Eğitim örgütleri, diğer tüm örgütlerin insan kaynağını hazırlayan, yetiştiren örgütlerdir. Dolayısıyla burada oluşacak problemlerin çözülmesi yada çözülememesi tüm sektörlere etki eder. Örneğin; okul hayatında öğretmeni ile bir sıkıntı yaşayan bir öğrenci, eğer öğretmeni ona ılımlı yaklaşmayıp, ortaya çıkan problemi ve çatışma ortamını şiddet ile çözmeye çalışırsa, bu durumu yaşayan öğrenci kendine olan güvenini yitirir ve baskı ortamlarında kendisini ifade etmekten çekinir. Düşüncelerini aktaramadığı için çalıştığı işi sahiplenemez ve verimli olamaz. Yaşanan bu durumdan işletmeler de doğrudan etkilenebilir. Bu bağlamda çalışmanın amacı, eğitim örgütlerinde meydana gelen çatışmaların sebepleri ve çözüm aşamalarını tespit etmektir. Bu çerçevede aşağıdaki sorulara yanıt aranmıştır:

1. Çatışma yönetimine ilişkin İlköğretimlerde çalışan öğretmenlerin düzeyi nedir?

2. Çatışmanın yönetim düzeyi katılımcıların cinsiyet, medeni durum, yaş, eğitim durumu ve mesleki kıdem değişkenlerine göre farklılaşmakta mıdır?

Yöntem

Bu araştırmanın alan çalışması yerel ölçekten faydalanılarak, tarama modellerinden tanımlayıcı- kesitsel model uygulaması ile yapılmıştır. Konu ile ilgili literatür taranmış, daha sonra elde edilen verilere dayanarak araştırmacı tarafından geliştirilen anket belirlenen öğretmenlere uygulanmıştır. Uygulama sonuçları ile ileride yapılabilecek genelleme çalışmalarının oluşturulabilmesi için gereken altyapıya ve literatüre de katkı sağlamayı hedeflemektedir.

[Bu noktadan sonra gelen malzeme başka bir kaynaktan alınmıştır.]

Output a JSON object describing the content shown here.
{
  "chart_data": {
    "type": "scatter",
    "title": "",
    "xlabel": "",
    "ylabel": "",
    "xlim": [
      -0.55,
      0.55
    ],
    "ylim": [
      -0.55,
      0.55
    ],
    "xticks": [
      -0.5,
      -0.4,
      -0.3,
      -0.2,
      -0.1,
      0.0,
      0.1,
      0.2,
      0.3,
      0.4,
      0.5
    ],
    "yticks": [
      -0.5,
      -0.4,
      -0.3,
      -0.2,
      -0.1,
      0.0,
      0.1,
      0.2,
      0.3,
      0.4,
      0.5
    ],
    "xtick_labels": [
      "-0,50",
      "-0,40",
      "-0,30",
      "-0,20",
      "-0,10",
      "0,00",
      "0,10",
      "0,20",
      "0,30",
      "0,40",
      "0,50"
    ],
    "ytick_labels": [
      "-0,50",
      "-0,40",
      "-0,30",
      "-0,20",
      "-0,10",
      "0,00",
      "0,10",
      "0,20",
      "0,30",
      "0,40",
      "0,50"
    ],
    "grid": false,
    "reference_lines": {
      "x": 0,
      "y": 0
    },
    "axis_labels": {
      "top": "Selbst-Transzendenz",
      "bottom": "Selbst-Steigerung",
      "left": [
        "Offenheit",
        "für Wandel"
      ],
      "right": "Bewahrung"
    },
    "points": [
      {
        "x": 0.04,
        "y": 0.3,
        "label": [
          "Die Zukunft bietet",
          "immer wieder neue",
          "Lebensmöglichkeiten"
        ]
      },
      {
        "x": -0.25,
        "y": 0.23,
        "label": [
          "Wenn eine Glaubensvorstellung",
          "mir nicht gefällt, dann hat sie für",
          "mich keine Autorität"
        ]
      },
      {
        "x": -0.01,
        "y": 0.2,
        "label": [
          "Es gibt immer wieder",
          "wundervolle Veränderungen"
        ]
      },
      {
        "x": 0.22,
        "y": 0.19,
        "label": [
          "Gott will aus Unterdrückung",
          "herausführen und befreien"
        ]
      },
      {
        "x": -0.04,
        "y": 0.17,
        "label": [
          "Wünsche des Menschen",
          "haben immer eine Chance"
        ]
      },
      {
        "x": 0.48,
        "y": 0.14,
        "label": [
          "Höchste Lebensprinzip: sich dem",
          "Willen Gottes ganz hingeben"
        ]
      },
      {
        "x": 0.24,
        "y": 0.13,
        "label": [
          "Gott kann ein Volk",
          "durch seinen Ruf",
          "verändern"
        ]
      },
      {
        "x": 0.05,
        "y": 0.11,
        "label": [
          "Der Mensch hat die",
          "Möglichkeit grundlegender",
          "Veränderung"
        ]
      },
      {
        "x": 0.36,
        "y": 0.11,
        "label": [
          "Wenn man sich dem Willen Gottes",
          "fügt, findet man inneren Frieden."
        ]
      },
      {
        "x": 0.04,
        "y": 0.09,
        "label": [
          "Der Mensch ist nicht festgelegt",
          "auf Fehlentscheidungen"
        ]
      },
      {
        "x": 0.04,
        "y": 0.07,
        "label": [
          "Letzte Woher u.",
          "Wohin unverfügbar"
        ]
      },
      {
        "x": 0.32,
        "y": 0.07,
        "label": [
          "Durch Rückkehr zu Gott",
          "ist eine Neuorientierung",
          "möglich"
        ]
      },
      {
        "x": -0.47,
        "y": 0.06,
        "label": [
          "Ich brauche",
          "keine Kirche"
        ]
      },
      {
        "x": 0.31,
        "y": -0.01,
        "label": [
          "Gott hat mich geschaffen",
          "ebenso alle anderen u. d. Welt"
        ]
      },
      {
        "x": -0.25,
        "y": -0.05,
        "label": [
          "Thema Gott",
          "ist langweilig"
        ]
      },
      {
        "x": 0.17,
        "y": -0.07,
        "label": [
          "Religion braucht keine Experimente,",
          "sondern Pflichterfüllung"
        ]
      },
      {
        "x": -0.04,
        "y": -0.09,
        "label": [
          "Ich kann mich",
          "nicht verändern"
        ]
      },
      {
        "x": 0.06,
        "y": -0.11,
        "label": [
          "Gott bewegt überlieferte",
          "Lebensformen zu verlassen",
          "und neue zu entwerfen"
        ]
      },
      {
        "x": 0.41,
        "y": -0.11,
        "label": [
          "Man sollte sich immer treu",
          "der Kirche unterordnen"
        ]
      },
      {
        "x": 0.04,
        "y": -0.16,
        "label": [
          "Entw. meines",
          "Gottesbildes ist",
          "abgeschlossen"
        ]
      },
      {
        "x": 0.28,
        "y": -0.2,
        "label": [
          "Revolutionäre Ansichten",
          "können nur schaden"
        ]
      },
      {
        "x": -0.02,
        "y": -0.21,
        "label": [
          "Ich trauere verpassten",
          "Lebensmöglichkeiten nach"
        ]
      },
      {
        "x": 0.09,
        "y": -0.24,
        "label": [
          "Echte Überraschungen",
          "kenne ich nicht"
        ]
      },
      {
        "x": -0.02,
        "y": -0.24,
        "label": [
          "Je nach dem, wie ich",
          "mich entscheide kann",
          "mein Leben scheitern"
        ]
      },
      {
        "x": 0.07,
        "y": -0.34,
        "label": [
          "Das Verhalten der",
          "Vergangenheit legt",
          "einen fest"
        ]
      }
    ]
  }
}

Araştırmanın Evreni ve Örneklemi

Araştırmanın evrenini, 2013-2014 öğretim yılında İzmir ilinin Balçova ilçesi sınırları içinde bulunan resmi ve özel ilköğretim okullarında görev yapmakta olan 301 öğretmen oluşturmaktadır. Katılımcıların 161’i kadın ve 140’ı erkektir. Araştırmanın evrenini oluşturan Balçova ilçesi dahilindeki tüm öğretmenlere ulaşılması planlanmış ve örneklem için ilçedeki tüm öğretmenlerden yararlanılmıştır. Güvenilir verilerin elde edilmesi amacı ile örneklem alma yoluna gidilmemiş, evrenin geneli üzerinde çalışılmış ve “kendini örnekleyen evren” araştırmanın çalışma evreni olarak kabul edilmiştir (Çilenti, 1984). Belirlenen örneklem, amaçsal örnekleme yönteminin maksimum çeşitleme örneklemi yöntemi kullanılarak yapılmıştır. Maksimum çeşitliliğe dayalı örneklem yönteminde, temel amaç izafi olarak küçük bir örneklem oluşturarak bu örneklemde işlenilen soruna taraf olabilecek katılımcıların çeşitliliğini maksimum seviyede yansıtmaktır (Yıldırım ve Şimşek, 2013).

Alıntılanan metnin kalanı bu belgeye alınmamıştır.